Многолетняя борьба с Наполеоном не только отвлекла мысли и волю Царя от внутренних преобразований к сложным и трудным задачам дипломатическим и военным. Эта борьба перевернула всю его душу. Неожиданность первых ударов и ошибок, поражения и унижения, Аустерлиц, Тильзит, зазнавшийся Наполеон и, наконец, Москва. Патриотическая гордость, ответственность за Россию и оскорбленное личное самолюбие. Потом три года побед, военных и дипломатических. Более близкое знакомство со сложностью и хрупкостью иноземной политики, личные встречи со всеми государственными людьми Европы, огромное мировое влияние и гнетущее сознание внутренней слабости. Жизнь развеяла сентиментальный либерализм Царевича, перековала его человеколюбие в тяжкое чувство непосильной ответственности за Богом врученную ему власть над огромной страной. Холодящее дыхание великих военных потрясений и революционных страстей, от которых содрогалась Европа, унесло с юности привитый рационализм, наполнило душу Царя мистицизмом.

Двенадцатый год опалил его огнем, растопил его душу, вдохнул в него веру в Бога. Но потускнела его вера в людей, в самодовлеющий авторитет человеческого разума. Это ему тогда же поставили в вину. Да и до сих пор часто ставят.
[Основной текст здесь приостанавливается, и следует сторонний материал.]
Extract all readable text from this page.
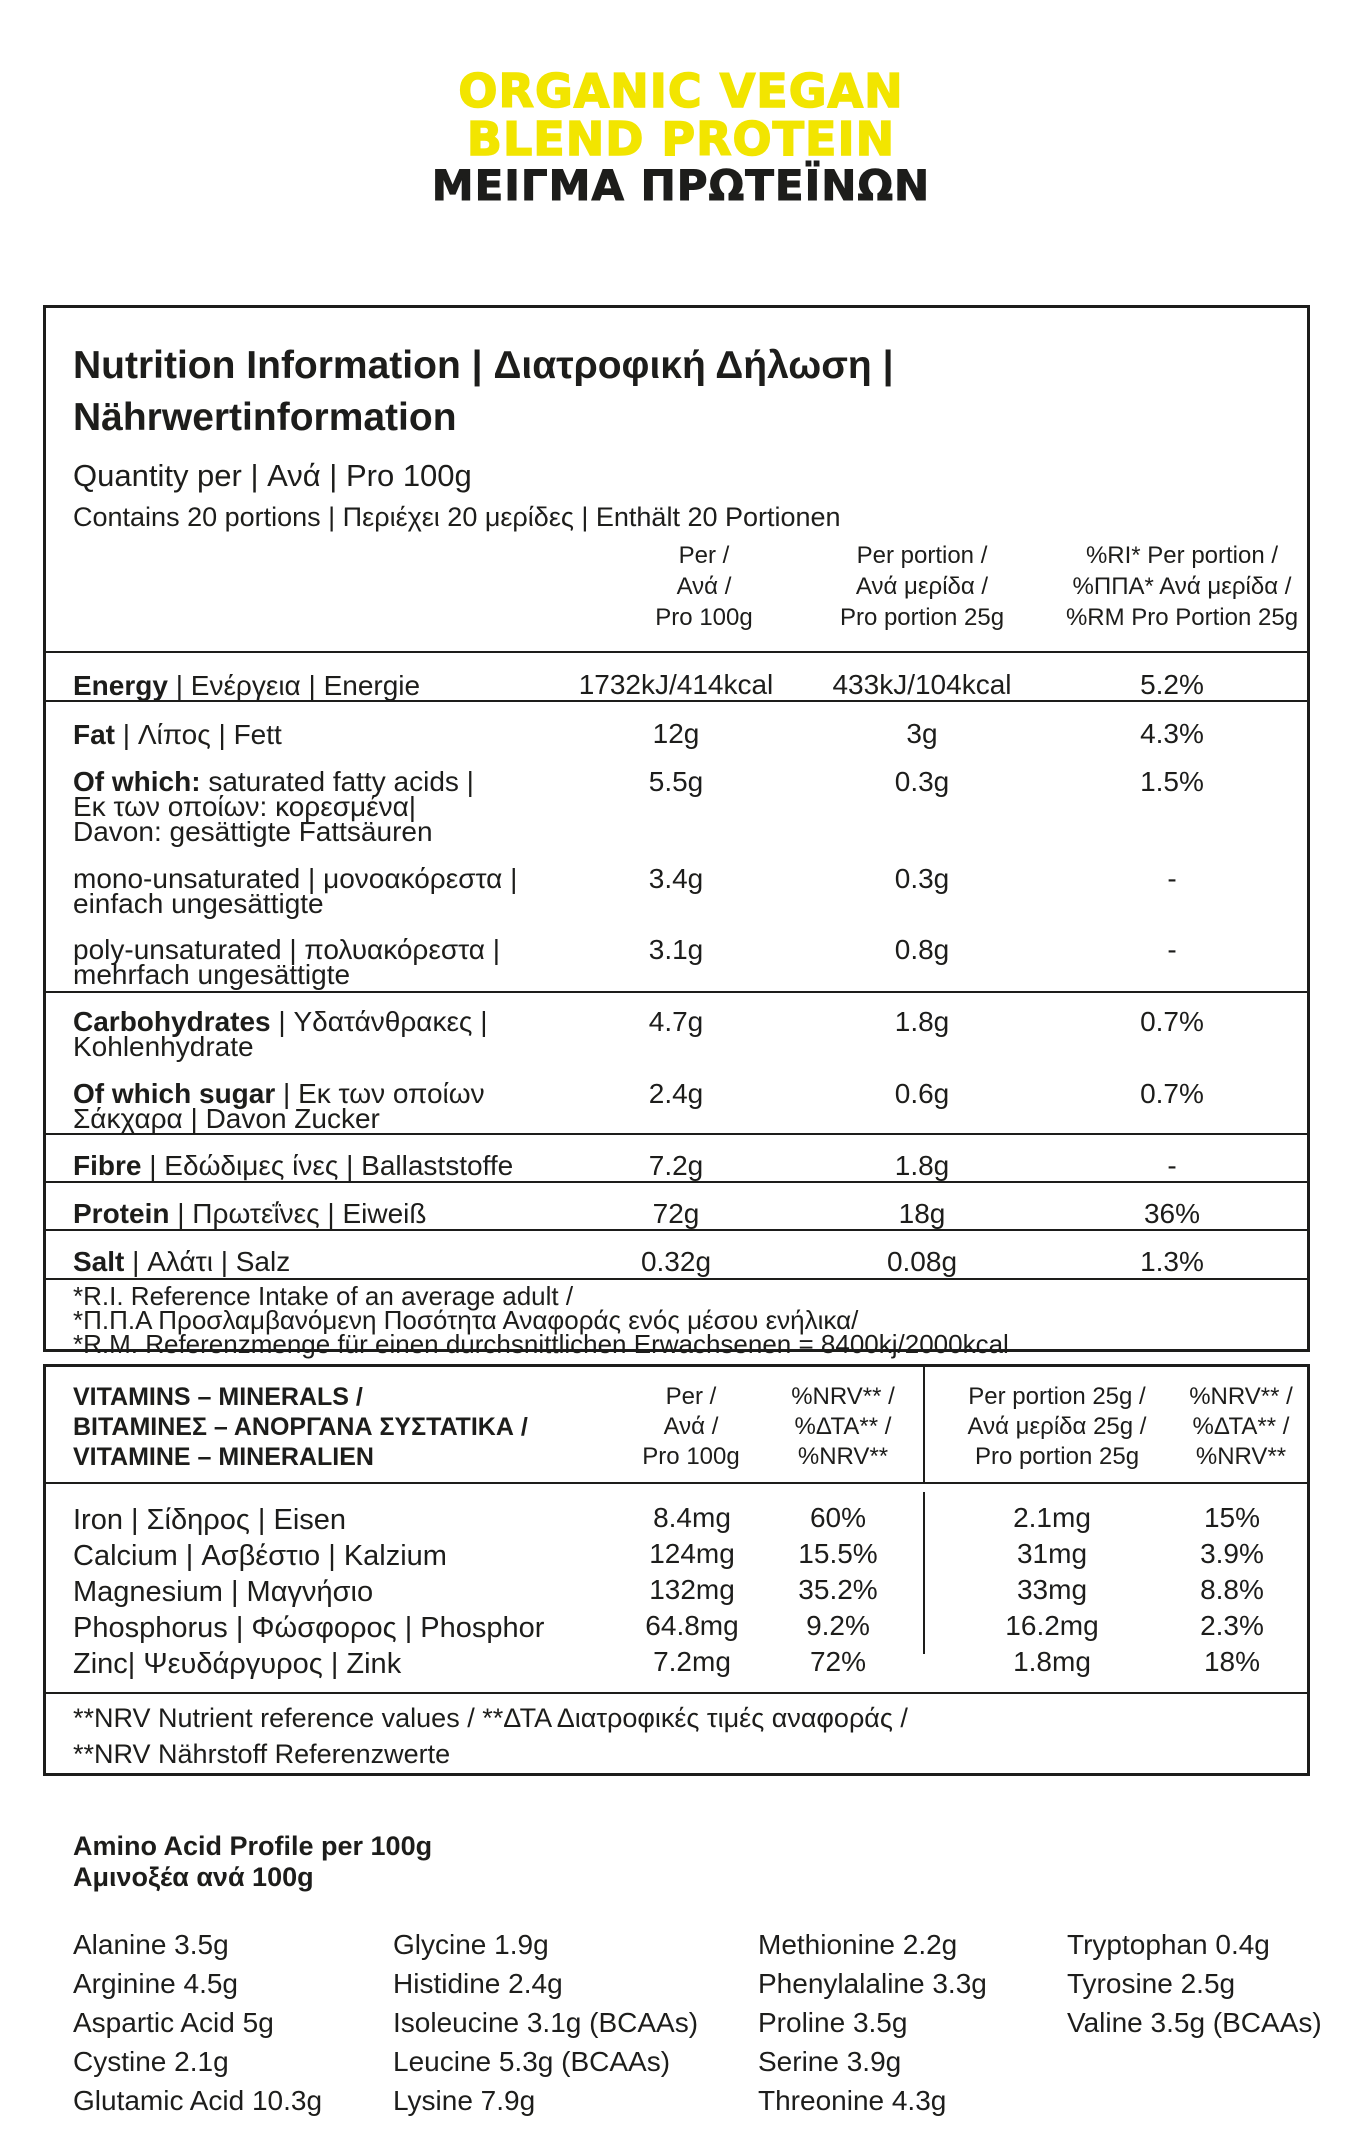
ORGANIC VEGAN
BLEND PROTEIN
ΜΕΙΓΜΑ ΠΡΩΤΕΪΝΩΝ
Nutrition Information | Διατροφική Δήλωση |
Nährwertinformation
Quantity per | Ανά | Pro 100g
Contains 20 portions | Περιέχει 20 μερίδες | Enthält 20 Portionen
Per /
Ανά /
Pro 100g
Per portion /
Ανά μερίδα /
Pro portion 25g
%RI* Per portion /
%ΠΠΑ* Ανά μερίδα /
%RM Pro Portion 25g
Energy | Ενέργεια | Energie	1732kJ/414kcal	433kJ/104kcal	5.2%
Fat | Λίπος | Fett	12g	3g	4.3%
Of which: saturated fatty acids |
Εκ των οποίων: κορεσμένα|
Davon: gesättigte Fattsäuren
5.5g	0.3g	1.5%
mono-unsaturated | μονοακόρεστα |
einfach ungesättigte
3.4g	0.3g	-
poly-unsaturated | πολυακόρεστα |
mehrfach ungesättigte
3.1g	0.8g	-
Carbohydrates | Υδατάνθρακες |
Kohlenhydrate
4.7g	1.8g	0.7%
Of which sugar | Εκ των οποίων
Σάκχαρα | Davon Zucker
2.4g	0.6g	0.7%
Fibre | Εδώδιμες ίνες | Ballaststoffe	7.2g	1.8g	-
Protein | Πρωτεΐνες | Eiweiß	72g	18g	36%
Salt | Αλάτι | Salz	0.32g	0.08g	1.3%
*R.I. Reference Intake of an average adult /
*Π.Π.Α Προσλαμβανόμενη Ποσότητα Αναφοράς ενός μέσου ενήλικα/
*R.M. Referenzmenge für einen durchsnittlichen Erwachsenen = 8400kj/2000kcal
VITAMINS – MINERALS /
ΒΙΤΑΜΙΝΕΣ – ΑΝΟΡΓΑΝΑ ΣΥΣΤΑΤΙΚΑ /
VITAMINE – MINERALIEN
Per /
Ανά /
Pro 100g
%NRV** /
%ΔΤΑ** /
%NRV**
Per portion 25g /
Ανά μερίδα 25g /
Pro portion 25g
%NRV** /
%ΔΤΑ** /
%NRV**
Iron | Σίδηρος | Eisen	8.4mg	60%	2.1mg	15%
Calcium | Ασβέστιο | Kalzium	124mg	15.5%	31mg	3.9%
Magnesium | Μαγνήσιο	132mg	35.2%	33mg	8.8%
Phosphorus | Φώσφορος | Phosphor	64.8mg	9.2%	16.2mg	2.3%
Zinc| Ψευδάργυρος | Zink	7.2mg	72%	1.8mg	18%
**NRV Nutrient reference values / **ΔΤΑ Διατροφικές τιμές αναφοράς /
**NRV Nährstoff Referenzwerte
Amino Acid Profile per 100g
Αμινοξέα ανά 100g
Alanine 3.5g
Arginine 4.5g
Aspartic Acid 5g
Cystine 2.1g
Glutamic Acid 10.3g
Glycine 1.9g
Histidine 2.4g
Isoleucine 3.1g (BCAAs)
Leucine 5.3g (BCAAs)
Lysine 7.9g
Methionine 2.2g
Phenylalaline 3.3g
Proline 3.5g
Serine 3.9g
Threonine 4.3g
Tryptophan 0.4g
Tyrosine 2.5g
Valine 3.5g (BCAAs)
Гасли юношеские иллюзии восторженного цесаревича, который писал в 1797 году своему учителю Лагарпу: «Пусть небо поможет нам сделать Россию свободной, оградить ее от всяких поползновений деспотизма и тирании»… Став Императором Всероссийским, он всеми силами старался проводить в жизнь свои юношеские идеалы. В первый же год царствования (1801) Александр образовал Негласный Комитет, где обсуждался «проект всемилостивейшей грамоты, русскому народу жалуемой». Предполагалось даровать народу «свободу веры, мысли, слова, письма и деяния». Проект так определял сущность власти: «Не народы для государей, а сами государи Промыслом Божиим установлены для пользы и благополучия народов, под державою их живущих».
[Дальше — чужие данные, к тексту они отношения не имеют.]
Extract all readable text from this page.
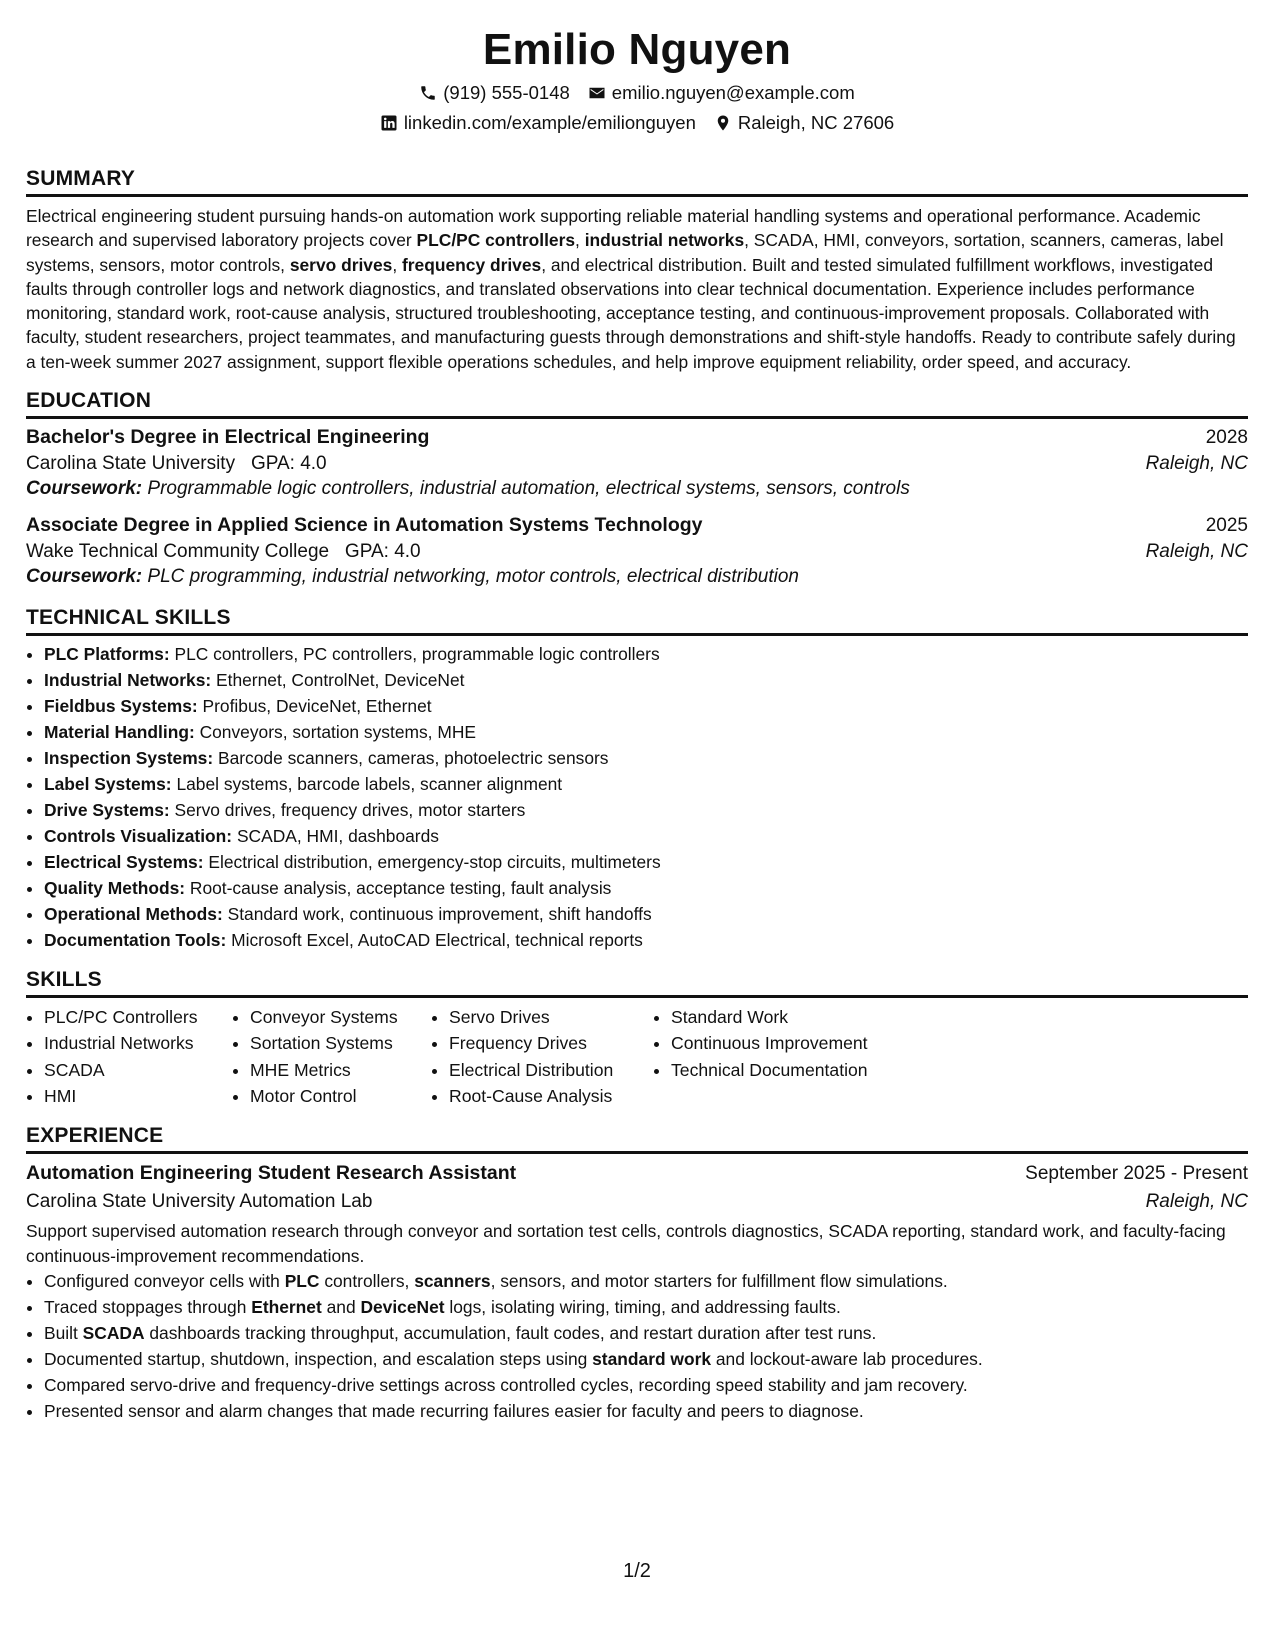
Emilio Nguyen
(919) 555-0148 emilio.nguyen@example.com
linkedin.com/example/emilionguyen Raleigh, NC 27606
SUMMARY
Electrical engineering student pursuing hands-on automation work supporting reliable material handling systems and operational performance. Academic research and supervised laboratory projects cover PLC/PC controllers, industrial networks, SCADA, HMI, conveyors, sortation, scanners, cameras, label systems, sensors, motor controls, servo drives, frequency drives, and electrical distribution. Built and tested simulated fulfillment workflows, investigated faults through controller logs and network diagnostics, and translated observations into clear technical documentation. Experience includes performance monitoring, standard work, root-cause analysis, structured troubleshooting, acceptance testing, and continuous-improvement proposals. Collaborated with faculty, student researchers, project teammates, and manufacturing guests through demonstrations and shift-style handoffs. Ready to contribute safely during a ten-week summer 2027 assignment, support flexible operations schedules, and help improve equipment reliability, order speed, and accuracy.
EDUCATION
Bachelor's Degree in Electrical Engineering	2028
Carolina State University GPA: 4.0	Raleigh, NC
Coursework: Programmable logic controllers, industrial automation, electrical systems, sensors, controls
Associate Degree in Applied Science in Automation Systems Technology	2025
Wake Technical Community College GPA: 4.0	Raleigh, NC
Coursework: PLC programming, industrial networking, motor controls, electrical distribution
TECHNICAL SKILLS
• PLC Platforms: PLC controllers, PC controllers, programmable logic controllers
• Industrial Networks: Ethernet, ControlNet, DeviceNet
• Fieldbus Systems: Profibus, DeviceNet, Ethernet
• Material Handling: Conveyors, sortation systems, MHE
• Inspection Systems: Barcode scanners, cameras, photoelectric sensors
• Label Systems: Label systems, barcode labels, scanner alignment
• Drive Systems: Servo drives, frequency drives, motor starters
• Controls Visualization: SCADA, HMI, dashboards
• Electrical Systems: Electrical distribution, emergency-stop circuits, multimeters
• Quality Methods: Root-cause analysis, acceptance testing, fault analysis
• Operational Methods: Standard work, continuous improvement, shift handoffs
• Documentation Tools: Microsoft Excel, AutoCAD Electrical, technical reports
SKILLS
• PLC/PC Controllers
• Industrial Networks
• SCADA
• HMI
• Conveyor Systems
• Sortation Systems
• MHE Metrics
• Motor Control
• Servo Drives
• Frequency Drives
• Electrical Distribution
• Root-Cause Analysis
• Standard Work
• Continuous Improvement
• Technical Documentation
EXPERIENCE
Automation Engineering Student Research Assistant	September 2025 - Present
Carolina State University Automation Lab	Raleigh, NC
Support supervised automation research through conveyor and sortation test cells, controls diagnostics, SCADA reporting, standard work, and faculty-facing continuous-improvement recommendations.
• Configured conveyor cells with PLC controllers, scanners, sensors, and motor starters for fulfillment flow simulations.
• Traced stoppages through Ethernet and DeviceNet logs, isolating wiring, timing, and addressing faults.
• Built SCADA dashboards tracking throughput, accumulation, fault codes, and restart duration after test runs.
• Documented startup, shutdown, inspection, and escalation steps using standard work and lockout-aware lab procedures.
• Compared servo-drive and frequency-drive settings across controlled cycles, recording speed stability and jam recovery.
• Presented sensor and alarm changes that made recurring failures easier for faculty and peers to diagnose.
1/2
Либерализм Царя разделялся молодыми, просвещенными сановниками, которые были для Александра не слугами, а друзьями. Их общие идеи и настроения выразились в дружеской работе над государственным строительством и создали «дней Александровых прекрасное начало», от которого отблески упали и на юность Пушкина.

Но помчались по Европе кони Апокалипсиса. Доскакали до Москвы. Задрожала земля. Заколебалась и жизнь государства и жизнь отдельных людей. Революционные страсти и военное честолюбие сплелись в один клубок.

 

Мой друг, я видел море зла

И неба гибельные кары…

 

Не только в душе Царя, но во многих думающих чутких людях либеральный энтузиазм сменился мистическим страхом перед силой Зла. Вера в декларацию прав человека и гражданина сменилась смиренной верой в заповеди Христа. На них жаждал победитель Наполеона, Император Всероссийский, построить свою власть, опираясь на эти заповедные мечты, перестроить не только свою огромную Державу, но и всю Европу.

В рождественском манифесте на 1815 год, вывешенном по всей России в церквах, Царь давал торжественное обещание «Принять единственным ведущим к благоденствию народов средством правило, почерпнутое из словес и учения Спасителя нашего Иисуса Христа, благовествуюшего людям жить, аки и братьям, не во вражде и злобе, но в мире и любви».

Это было не мертвое официальное красноречие, это была действенная идеология, владевшая Александром, побудившая его создать Священный Союз. Но положить евангельское учение в основу как Российского Государства, так и во взаимоотношения между другими государствами, было задачей, превышающей силы человеческие. Александр был уже надломлен. В нем не было цельности первых лет царствования, когда он провел ряд государственных реформ и начал борьбу с Наполеоном. При этом его собственная, искренняя, мучительно покаянная религиозность в его ближайших сотрудниках и сановниках претворилась в темное, принудительное ханжество, выразившееся в гонениях на печать и на свободу мысли.

Это было особенно опасно, так как эти люди имели большую власть, а Александр вернулся из многолетних своих походов с усталой душой. Годы шли. Длиннее ложились тени жизни, тяжелее давила императорская порфира. На конгрессе в Торнау Александр сказал Меттерниху: «Между 1813 и 1820 годами протекло 7 лет, которые мне кажутся веком». Ему было тогда только 43 года.